Possono chiedere il contributo economico dopo la fine dei processi soltanto le vittime che non riescono a ottenere il risarcimento dai colpevoli individuati e condannati. E’ evidente l’intento defatigatorio di tale costosa costrizione alle procedure di recupero coattivo di importi irrisori che porterà inevitabilmente alla rinuncia dell’indennizzo.
Di fatto, salvo il caso di morte o violenza carnale, si costringono le vittime a costituirsi parte civile nei processi penali che le riguardano, dovendo sostenere gravosi costi di giustizia posti a loro carico, anziché prestare un immediato soccorso a chi subisce le conseguenze dannose di reati contro la persona.
Tra l’altro l’aiuto è riservato solo a persone che non abbiano avuto indennizzi da parte di altri soggetti pubblici o privati come istituiti previdenziali o assicurazioni personali.
Non esiste inoltre una garanzia per il soddisfacimento di tutte le richieste, data l’esiguità delle somme stanziate per il fondo anno per anno.
Nel caso in cui il budget annuale sia insufficiente per tutti i richiedenti, secondo quanto previsto dal decreto, l’intero indennizzo o la quota mancante al raggiungimento del totale, potranno essere pagati l’anno successivo a quello della richiesta, senza interessi, rivalutazioni o oneri aggiuntivi.
Diversamente, negli altri paesi europei, gli importi erogati sono equi, congrui e corretti.
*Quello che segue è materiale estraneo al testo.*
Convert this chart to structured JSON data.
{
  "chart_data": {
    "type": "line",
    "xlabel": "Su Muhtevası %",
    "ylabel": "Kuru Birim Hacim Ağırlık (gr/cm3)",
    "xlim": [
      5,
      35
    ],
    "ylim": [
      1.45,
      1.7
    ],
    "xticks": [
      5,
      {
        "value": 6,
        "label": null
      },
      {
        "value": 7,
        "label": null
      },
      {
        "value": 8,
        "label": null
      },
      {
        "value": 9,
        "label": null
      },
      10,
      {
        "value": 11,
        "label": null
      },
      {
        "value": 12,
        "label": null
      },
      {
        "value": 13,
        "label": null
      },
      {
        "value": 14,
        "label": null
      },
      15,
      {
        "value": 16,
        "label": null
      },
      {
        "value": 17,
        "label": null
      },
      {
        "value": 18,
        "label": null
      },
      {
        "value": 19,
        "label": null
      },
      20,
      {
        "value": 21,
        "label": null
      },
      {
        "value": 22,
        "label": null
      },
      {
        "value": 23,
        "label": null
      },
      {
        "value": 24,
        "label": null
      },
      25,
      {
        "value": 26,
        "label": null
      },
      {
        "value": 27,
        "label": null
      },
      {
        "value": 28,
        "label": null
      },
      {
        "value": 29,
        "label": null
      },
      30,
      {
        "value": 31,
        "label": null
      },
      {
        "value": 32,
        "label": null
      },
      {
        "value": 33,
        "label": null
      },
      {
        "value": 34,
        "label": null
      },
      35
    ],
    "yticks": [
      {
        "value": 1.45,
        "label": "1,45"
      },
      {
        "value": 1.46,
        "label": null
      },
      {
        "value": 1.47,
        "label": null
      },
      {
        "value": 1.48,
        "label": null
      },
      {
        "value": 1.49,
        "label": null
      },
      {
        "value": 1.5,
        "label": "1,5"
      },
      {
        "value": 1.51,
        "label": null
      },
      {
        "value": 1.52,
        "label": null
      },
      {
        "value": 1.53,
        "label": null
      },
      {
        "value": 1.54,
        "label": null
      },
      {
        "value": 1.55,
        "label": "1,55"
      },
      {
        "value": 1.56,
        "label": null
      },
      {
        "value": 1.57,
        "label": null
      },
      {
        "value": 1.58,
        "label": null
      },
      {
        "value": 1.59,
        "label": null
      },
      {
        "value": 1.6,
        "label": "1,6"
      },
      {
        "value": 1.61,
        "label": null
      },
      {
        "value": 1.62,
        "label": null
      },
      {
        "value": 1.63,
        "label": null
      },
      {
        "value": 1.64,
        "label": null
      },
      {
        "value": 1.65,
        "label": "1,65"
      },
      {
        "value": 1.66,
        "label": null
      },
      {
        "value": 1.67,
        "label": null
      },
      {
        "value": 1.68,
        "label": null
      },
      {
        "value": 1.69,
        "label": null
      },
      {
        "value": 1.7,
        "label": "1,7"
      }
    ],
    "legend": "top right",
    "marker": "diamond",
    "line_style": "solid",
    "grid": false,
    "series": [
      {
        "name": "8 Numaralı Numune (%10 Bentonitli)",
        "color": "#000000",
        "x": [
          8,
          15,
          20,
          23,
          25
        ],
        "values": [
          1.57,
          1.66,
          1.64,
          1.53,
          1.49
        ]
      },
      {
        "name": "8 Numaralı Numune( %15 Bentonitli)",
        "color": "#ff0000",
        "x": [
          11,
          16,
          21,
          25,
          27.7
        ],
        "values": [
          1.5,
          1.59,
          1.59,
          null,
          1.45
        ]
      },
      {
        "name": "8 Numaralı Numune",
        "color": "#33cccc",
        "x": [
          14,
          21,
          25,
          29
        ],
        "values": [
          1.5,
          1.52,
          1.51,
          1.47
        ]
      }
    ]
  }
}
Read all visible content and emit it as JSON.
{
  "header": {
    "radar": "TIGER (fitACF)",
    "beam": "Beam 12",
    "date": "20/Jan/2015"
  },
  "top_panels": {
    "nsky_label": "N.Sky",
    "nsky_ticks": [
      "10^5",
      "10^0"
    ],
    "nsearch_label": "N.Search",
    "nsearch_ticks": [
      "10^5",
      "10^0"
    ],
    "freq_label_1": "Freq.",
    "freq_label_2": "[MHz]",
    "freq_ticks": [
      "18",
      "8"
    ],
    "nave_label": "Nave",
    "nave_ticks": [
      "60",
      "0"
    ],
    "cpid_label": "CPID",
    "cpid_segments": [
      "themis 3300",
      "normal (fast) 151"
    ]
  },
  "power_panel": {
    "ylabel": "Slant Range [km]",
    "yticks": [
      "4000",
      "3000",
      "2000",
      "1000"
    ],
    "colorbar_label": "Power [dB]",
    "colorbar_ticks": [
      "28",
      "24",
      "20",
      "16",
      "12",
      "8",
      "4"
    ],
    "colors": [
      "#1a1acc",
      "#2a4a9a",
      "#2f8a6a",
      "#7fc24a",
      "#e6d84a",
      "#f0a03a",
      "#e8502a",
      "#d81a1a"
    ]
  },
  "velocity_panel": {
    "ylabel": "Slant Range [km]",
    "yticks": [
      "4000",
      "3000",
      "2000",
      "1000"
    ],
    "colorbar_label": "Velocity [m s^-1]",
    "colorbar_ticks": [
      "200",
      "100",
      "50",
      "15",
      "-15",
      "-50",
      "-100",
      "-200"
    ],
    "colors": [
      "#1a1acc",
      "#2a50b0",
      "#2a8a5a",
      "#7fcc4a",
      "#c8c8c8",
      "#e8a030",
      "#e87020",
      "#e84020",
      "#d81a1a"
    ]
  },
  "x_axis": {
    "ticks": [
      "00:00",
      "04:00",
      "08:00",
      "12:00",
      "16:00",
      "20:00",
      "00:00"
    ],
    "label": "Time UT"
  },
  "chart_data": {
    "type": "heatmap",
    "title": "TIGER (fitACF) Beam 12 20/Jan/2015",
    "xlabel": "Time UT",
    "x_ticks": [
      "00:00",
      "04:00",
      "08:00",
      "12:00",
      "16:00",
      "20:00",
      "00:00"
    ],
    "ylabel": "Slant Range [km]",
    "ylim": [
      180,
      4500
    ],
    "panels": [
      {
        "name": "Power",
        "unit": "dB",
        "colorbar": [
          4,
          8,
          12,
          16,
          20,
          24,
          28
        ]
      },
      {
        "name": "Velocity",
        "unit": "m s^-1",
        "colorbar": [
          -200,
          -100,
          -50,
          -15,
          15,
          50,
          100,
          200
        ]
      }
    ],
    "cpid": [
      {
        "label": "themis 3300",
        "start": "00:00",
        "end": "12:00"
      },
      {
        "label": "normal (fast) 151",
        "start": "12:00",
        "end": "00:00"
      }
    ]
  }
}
Per ciascuna parte offesa dei reati di omicidio sono stati stabiliti indennizzi pari a centinaia di migliaia di euro.
Sussistono già le condizioni per poter ricorrere alla Corte Europea di Giustizia per agire giudizialmente nei confronti dell’Italia avendo recepito quest’ultima in maniera errata e irregolare la normativa europea in materia, chiedendo che la summenzionata legge n.122/2016 e in particolare il decreto attuativo, non vengano applicati.
Le condizioni imposte dalla normativa italiana non previste nella Direttiva 2004/80/CE comportano sostanzialmente un suo recepimento meramente formale, ma la sua più totale negazione sostanziale.
Per questi motivi, la Associazione UNAVI - Unione Nazionale Vittime
CHIEDE
al Parlamento Europeo di rilevare la violazione e la negazione da parte dell’Italia dei principi di diritto comune europeo posti alla base della Direttiva 2004/80/CE del 29 aprile 2004 e quindi di sollecitare la Commissione Europea di presentare, dopo diciotto anni dal 2004, una nuova proposta di direttiva al Consiglio dell’Unione Europea, relativa all’indennizzo alle vittime di reato che impedisca agli Stati membri di stabilire importi di indennizzo non equi e di condizionare la erogazione di questi importi aggirando i propri obblighi solidaristici nei confronti dei cittadini, con palese violazione della loro dignità umana.